Eating food orally made my uncle feel a little more human in a manner that only a man stuck in a wheelchair for most of his life can appreciate. It gave him an event in life that was otherwise lacking in event. It gave him something to look forward to, something to appreciate or complain about, and something that made him feel more like a cog in the machine of humanity.

It never dawned on me what a central staple food and eating are, until my uncle went through all that. It never dawned on me how a person, on an enforced diet, could feel left out of humanity, until my uncle directed his lawyer to draw up that document that released his health care facility from any responsibility for anything that resulted from his oral feedings.

How many conversations do we have regarding our overall diet? What’s in certain foods, and what is not in the other, healthier foods that foodies enjoy? How often do we brag that we have the latest and greatest cooking utensils that some other, poor slob has never even heard of? Want to insult a friend that was kind enough to have a cookout, insult his food, or his method of preparation. We can tell him that his conversation topics are relatively boring, that he doesn’t maintain his lawn well, that his kids are obnoxious, or his wife is not as pretty as he said she was, and we might receive defensive replies, but they will pale in comparison to the insults about his food. We might end up in you losing a friend. That was the event he planned, the labor he engaged in, and that which he used to please his guests.

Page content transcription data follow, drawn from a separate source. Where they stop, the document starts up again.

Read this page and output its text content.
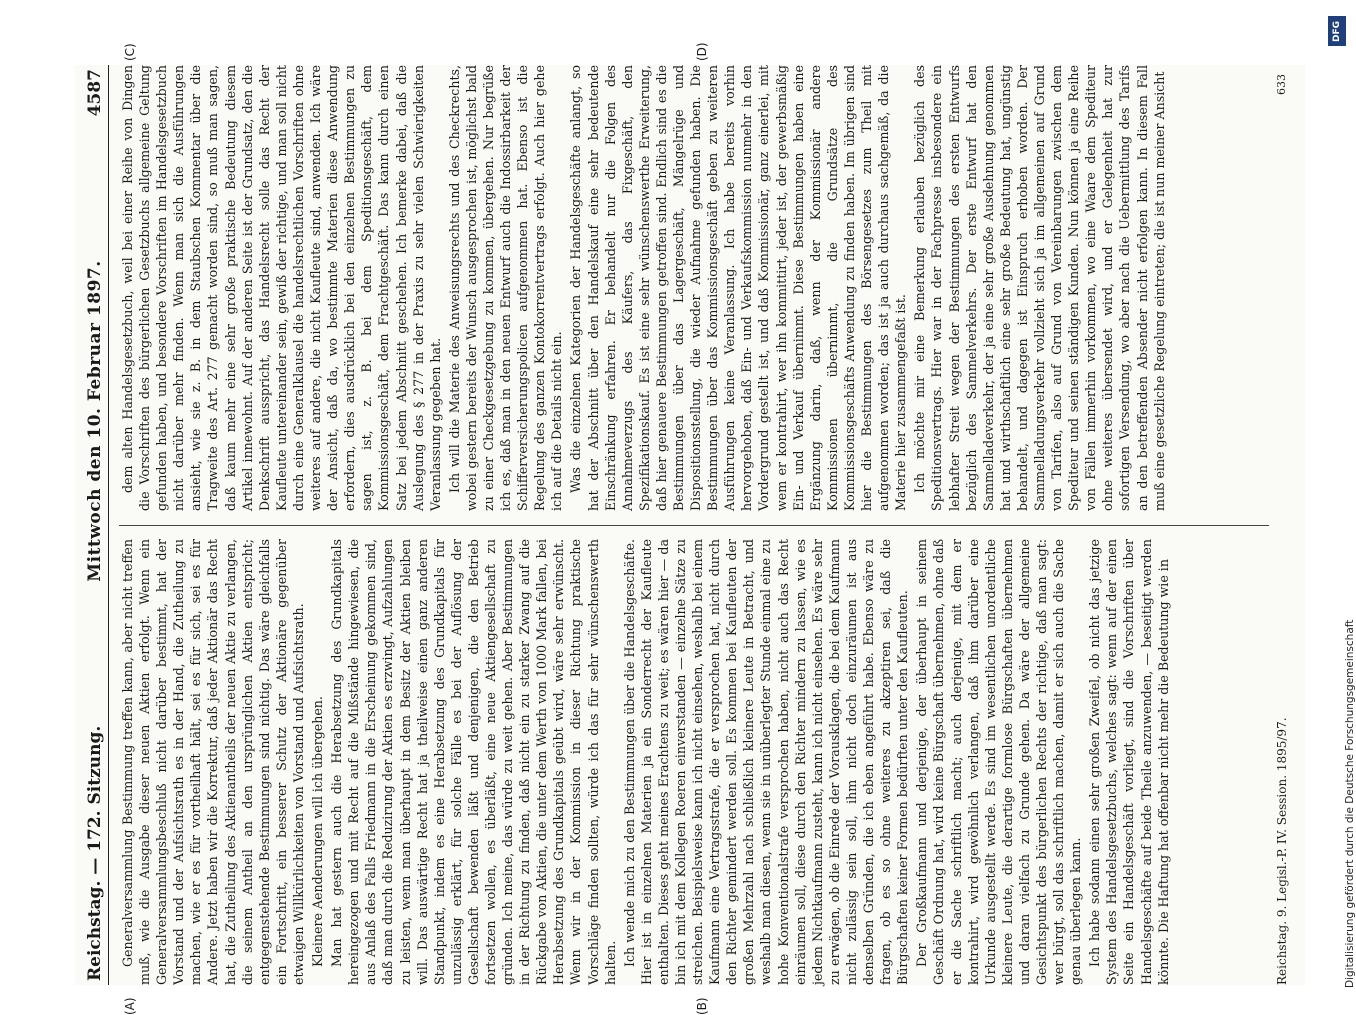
Reichstag. — 172. Sitzung.
Mittwoch den 10. Februar 1897.
4587
(A)	(B)
(C)	(D)

Generalversammlung Bestimmung treffen kann, aber nicht treffen muß, wie die Ausgabe dieser neuen Aktien erfolgt. Wenn ein Generalversammlungsbeschluß nicht darüber bestimmt, hat der Vorstand und der Aufsichtsrath es in der Hand, die Zutheilung zu machen, wie er es für vortheilhaft hält, sei es für sich, sei es für Andere. Jetzt haben wir die Korrektur, daß jeder Aktionär das Recht hat, die Zutheilung des Aktienantheils der neuen Aktie zu verlangen, die seinem Antheil an den ursprünglichen Aktien entspricht; entgegenstehende Bestimmungen sind nichtig. Das wäre gleichfalls ein Fortschritt, ein besserer Schutz der Aktionäre gegenüber etwaigen Willkürlichkeiten von Vorstand und Aufsichtsrath. Kleinere Aenderungen will ich übergehen. Man hat gestern auch die Herabsetzung des Grundkapitals hereingezogen und mit Recht auf die Mißstände hingewiesen, die aus Anlaß des Falls Friedmann in die Erscheinung gekommen sind, daß man durch die Reduzirung der Aktien es erzwingt, Aufzahlungen zu leisten, wenn man überhaupt in dem Besitz der Aktien bleiben will. Das auswärtige Recht hat ja theilweise einen ganz anderen Standpunkt, indem es eine Herabsetzung des Grundkapitals für unzulässig erklärt, für solche Fälle es bei der Auflösung der Gesellschaft bewenden läßt und denjenigen, die den Betrieb fortsetzen wollen, es überläßt, eine neue Aktiengesellschaft zu gründen. Ich meine, das würde zu weit gehen. Aber Bestimmungen in der Richtung zu finden, daß nicht ein zu starker Zwang auf die Rückgabe von Aktien, die unter dem Werth von 1000 Mark fallen, bei Herabsetzung des Grundkapitals geübt wird, wäre sehr erwünscht. Wenn wir in der Kommission in dieser Richtung praktische Vorschläge finden sollten, würde ich das für sehr wünschenswerth halten. Ich wende mich zu den Bestimmungen über die Handelsgeschäfte. Hier ist in einzelnen Materien ja ein Sonderrecht der Kaufleute enthalten. Dieses geht meines Erachtens zu weit; es wären hier — da bin ich mit dem Kollegen Roeren einverstanden — einzelne Sätze zu streichen. Beispielsweise kann ich nicht einsehen, weshalb bei einem Kaufmann eine Vertragsstrafe, die er versprochen hat, nicht durch den Richter gemindert werden soll. Es kommen bei Kaufleuten der großen Mehrzahl nach schließlich kleinere Leute in Betracht, und weshalb man diesen, wenn sie in unüberlegter Stunde einmal eine zu hohe Konventionalstrafe versprochen haben, nicht auch das Recht einräumen soll, diese durch den Richter mindern zu lassen, wie es jedem Nichtkaufmann zusteht, kann ich nicht einsehen. Es wäre sehr zu erwägen, ob die Einrede der Vorausklagen, die bei dem Kaufmann nicht zulässig sein soll, ihm nicht doch einzuräumen ist aus denselben Gründen, die ich eben angeführt habe. Ebenso wäre zu fragen, ob es so ohne weiteres zu akzeptiren sei, daß die Bürgschaften keiner Formen bedürften unter den Kaufleuten. Der Großkaufmann und derjenige, der überhaupt in seinem Geschäft Ordnung hat, wird keine Bürgschaft übernehmen, ohne daß er die Sache schriftlich macht; auch derjenige, mit dem er kontrahirt, wird gewöhnlich verlangen, daß ihm darüber eine Urkunde ausgestellt werde. Es sind im wesentlichen unordentliche kleinere Leute, die derartige formlose Bürgschaften übernehmen und daran vielfach zu Grunde gehen. Da wäre der allgemeine Gesichtspunkt des bürgerlichen Rechts der richtige, daß man sagt: wer bürgt, soll das schriftlich machen, damit er sich auch die Sache genau überlegen kann. Ich habe sodann einen sehr großen Zweifel, ob nicht das jetzige System des Handelsgesetzbuchs, welches sagt: wenn auf der einen Seite ein Handelsgeschäft vorliegt, sind die Vorschriften über Handelsgeschäfte auf beide Theile anzuwenden, — beseitigt werden könnte. Die Haftung hat offenbar nicht mehr die Bedeutung wie in

dem alten Handelsgesetzbuch, weil bei einer Reihe von Dingen die Vorschriften des bürgerlichen Gesetzbuchs allgemeine Geltung gefunden haben, und besondere Vorschriften im Handelsgesetzbuch nicht darüber mehr finden. Wenn man sich die Ausführungen ansieht, wie sie z. B. in dem Staubschen Kommentar über die Tragweite des Art. 277 gemacht worden sind, so muß man sagen, daß kaum mehr eine sehr große praktische Bedeutung diesem Artikel innewohnt. Auf der anderen Seite ist der Grundsatz, den die Denkschrift ausspricht, das Handelsrecht solle das Recht der Kaufleute untereinander sein, gewiß der richtige, und man soll nicht durch eine Generalklausel die handelsrechtlichen Vorschriften ohne weiteres auf andere, die nicht Kaufleute sind, anwenden. Ich wäre der Ansicht, daß da, wo bestimmte Materien diese Anwendung erfordern, dies ausdrücklich bei den einzelnen Bestimmungen zu sagen ist, z. B. bei dem Speditionsgeschäft, dem Kommissionsgeschäft, dem Frachtgeschäft. Das kann durch einen Satz bei jedem Abschnitt geschehen. Ich bemerke dabei, daß die Auslegung des § 277 in der Praxis zu sehr vielen Schwierigkeiten Veranlassung gegeben hat. Ich will die Materie des Anweisungsrechts und des Checkrechts, wobei gestern bereits der Wunsch ausgesprochen ist, möglichst bald zu einer Checkgesetzgebung zu kommen, übergehen. Nur begrüße ich es, daß man in den neuen Entwurf auch die Indossirbarkeit der Schifferversicherungspolicen aufgenommen hat. Ebenso ist die Regelung des ganzen Kontokorrentvertrags erfolgt. Auch hier gehe ich auf die Details nicht ein. Was die einzelnen Kategorien der Handelsgeschäfte anlangt, so hat der Abschnitt über den Handelskauf eine sehr bedeutende Einschränkung erfahren. Er behandelt nur die Folgen des Annahmeverzugs des Käufers, das Fixgeschäft, den Spezifikationskauf. Es ist eine sehr wünschenswerthe Erweiterung, daß hier genauere Bestimmungen getroffen sind. Endlich sind es die Bestimmungen über das Lagergeschäft, Mängelrüge und Dispositionsstellung, die wieder Aufnahme gefunden haben. Die Bestimmungen über das Kommissionsgeschäft geben zu weiteren Ausführungen keine Veranlassung. Ich habe bereits vorhin hervorgehoben, daß Ein- und Verkaufskommission nunmehr in den Vordergrund gestellt ist, und daß Kommissionär, ganz einerlei, mit wem er kontrahirt, wer ihn kommittirt, jeder ist, der gewerbsmäßig Ein- und Verkauf übernimmt. Diese Bestimmungen haben eine Ergänzung darin, daß, wenn der Kommissionär andere Kommissionen übernimmt, die Grundsätze des Kommissionsgeschäfts Anwendung zu finden haben. Im übrigen sind hier die Bestimmungen des Börsengesetzes zum Theil mit aufgenommen worden; das ist ja auch durchaus sachgemäß, da die Materie hier zusammengefaßt ist. Ich möchte mir eine Bemerkung erlauben bezüglich des Speditionsvertrags. Hier war in der Fachpresse insbesondere ein lebhafter Streit wegen der Bestimmungen des ersten Entwurfs bezüglich des Sammelverkehrs. Der erste Entwurf hat den Sammelladeverkehr, der ja eine sehr große Ausdehnung genommen hat und wirthschaftlich eine sehr große Bedeutung hat, ungünstig behandelt, und dagegen ist Einspruch erhoben worden. Der Sammelladungsverkehr vollzieht sich ja im allgemeinen auf Grund von Tarifen, also auf Grund von Vereinbarungen zwischen dem Spediteur und seinen ständigen Kunden. Nun können ja eine Reihe von Fällen immerhin vorkommen, wo eine Waare dem Spediteur ohne weiteres übersendet wird, und er Gelegenheit hat zur sofortigen Versendung, wo aber nach die Uebermittlung des Tarifs an den betreffenden Absender nicht erfolgen kann. In diesem Fall muß eine gesetzliche Regelung eintreten; die ist nun meiner Ansicht

Reichstag. 9. Legisl.-P. IV. Session. 1895/97.
633
Digitalisierung gefördert durch die Deutsche Forschungsgemeinschaft
DFG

How often do we notice that something like a ham sandwich just tastes better in a park, at a picnic, with friends and family around us, and kids playing in the park, and dogs running around? Is it the smell of the outdoors that enhances the flavor of the meat, or is it the fact that we’re outdoors, involved in the event at which the eating occurs? “Where’d you get this ham?” we naively ask. “At the supermarket,” they reply. We may go home with the realization that we forgot how much we love ham, until we eat it, and we realize it’s just ham. I’ve never seen statistical analysis on our conversations, but I don’t think it’s much of a stretch to say that about forty percent of our conversations involve food. We can see this reflected in our TV shows. How many TV shows discuss food preparation, and the warnings of unhealthy food? We used to have a food preparation break in morning news shows once a week. They proved so popular, that the producers of those shows called for daily segments, until those segments became a staple of morning broadcasts. It wasn’t long before we had entire shows devoted exclusively to food preparation, and then entire networks. We’re a nation obsessed with food in ways we won’t admit in polite company, until someone threatens to take it away from us, and we realize that we can’t comprehensively enjoy our lives without being a part of the group that’s eating food.